I was recently asked my definition of smart beta. My definition of smart beta includes every strategy that does not reflect market capitalization weights. Taken to it extreme you could say holding anything other than the global market portfolio is some form of active investing. That fact is that almost no one holds this portfolio, so we are all in a sense active investors. Which is okay.

It used to be the case that active portfolio management was the default investment style. Over time, and with the help of academic finance, we have come to realize that there are other factors at work. The most obvious of which is the market factor or beta. It is this insight that underlies the rise in index investing. A trend which by all accounts is still in place.

Source: Blackrock

A recent article by Robin Wigglesworth in the FT talks about how factor investing is disrupting the hedge fund industry. Wigglesworth writes:

“Think of factors as the basic ingredients of a solid meal. By deconstructing and finding the healthiest components, fans say they can be reassembled into a better-balanced, tastier diet. In other words, a more diversified, robust and cheaper investment portfolio than one built with traditional, blunt asset classes like stocks and bonds.”

While true, factors really are just working hypotheses on how the market actually works. In short, there’s nothing to say that these factors are in any real sense true or right. Future data can, and will, show other factors to be more powerful or explanatory.

This can be true because these factors get subsumed by some other measure. Or market participants adjust to the factor and remove whatever profitable explanatory power it once had. The challenge for investors is recognizing which of these two cases hold. In either event a factor that once held sway, no longer does. At the current time, think about the demise of price-to-book as a indicator of value.

If you think about this shouldn’t be all that surprising.
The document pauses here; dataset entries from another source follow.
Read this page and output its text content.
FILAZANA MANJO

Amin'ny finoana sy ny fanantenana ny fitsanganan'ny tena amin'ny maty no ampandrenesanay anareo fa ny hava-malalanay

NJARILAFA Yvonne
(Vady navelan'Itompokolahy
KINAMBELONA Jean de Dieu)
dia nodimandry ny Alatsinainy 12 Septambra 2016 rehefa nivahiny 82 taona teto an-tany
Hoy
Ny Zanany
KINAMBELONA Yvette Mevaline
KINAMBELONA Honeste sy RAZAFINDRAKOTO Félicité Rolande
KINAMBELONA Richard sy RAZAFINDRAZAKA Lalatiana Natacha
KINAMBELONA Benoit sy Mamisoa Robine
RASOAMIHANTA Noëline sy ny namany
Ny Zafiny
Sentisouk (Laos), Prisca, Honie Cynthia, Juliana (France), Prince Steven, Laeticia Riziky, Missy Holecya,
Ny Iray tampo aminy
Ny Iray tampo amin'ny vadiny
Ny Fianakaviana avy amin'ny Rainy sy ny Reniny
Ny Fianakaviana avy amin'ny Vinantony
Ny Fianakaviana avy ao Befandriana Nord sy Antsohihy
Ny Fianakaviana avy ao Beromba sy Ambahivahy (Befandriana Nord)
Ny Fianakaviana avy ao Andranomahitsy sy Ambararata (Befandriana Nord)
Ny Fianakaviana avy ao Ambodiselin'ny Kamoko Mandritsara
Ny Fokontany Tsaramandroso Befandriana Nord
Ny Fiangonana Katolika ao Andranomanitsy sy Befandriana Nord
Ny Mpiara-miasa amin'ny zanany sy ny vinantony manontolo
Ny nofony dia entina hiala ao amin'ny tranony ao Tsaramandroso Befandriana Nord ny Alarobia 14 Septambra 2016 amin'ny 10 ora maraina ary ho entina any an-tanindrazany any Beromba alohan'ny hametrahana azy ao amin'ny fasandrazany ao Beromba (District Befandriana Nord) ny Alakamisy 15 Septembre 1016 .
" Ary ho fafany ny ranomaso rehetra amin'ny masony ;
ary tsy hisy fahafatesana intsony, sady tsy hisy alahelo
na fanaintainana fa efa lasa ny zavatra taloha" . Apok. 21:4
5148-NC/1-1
Very little in the world stays static over time. Why should we think that statistical artifacts, like factors, should remain stable? As David Harding at Winton said in regard to his firm’s de-emphasizing its trend following program said:

“There are no laws of finance. Many people in finance seem to be trying to treat it as a physical science. This is a mistaken approach. Their philosophy is wrong.”

Much of the growth in the ETF industry of late has been built on smart beta or factor ETFs. Let’s leave aside the issue that many factor ETFs are a long-only version of what in the academic data is a long-short strategy. The history of these products has been one of repeated disappointment. Firm’s are now willing and able to launch a new index ETF based upon a favorable backtest. These backtests are at-risk of being overfit. Ergo, disappointment. Leaving these criticisms aside, why should we expect these ETFs to perform well in the future?

As investors it is like we are trying to wend our way through a darkened room without banging into something. We all know the future will look different than the past, the challenge is knowing in which ways it will differ. Quantitative or factor investing is at its heart a bet that the future will resemble the past. Historically that condition holds, for some indeterminate amount of time. The challenge for all investors is knowing when the past has lost its power to tell us anything about the future.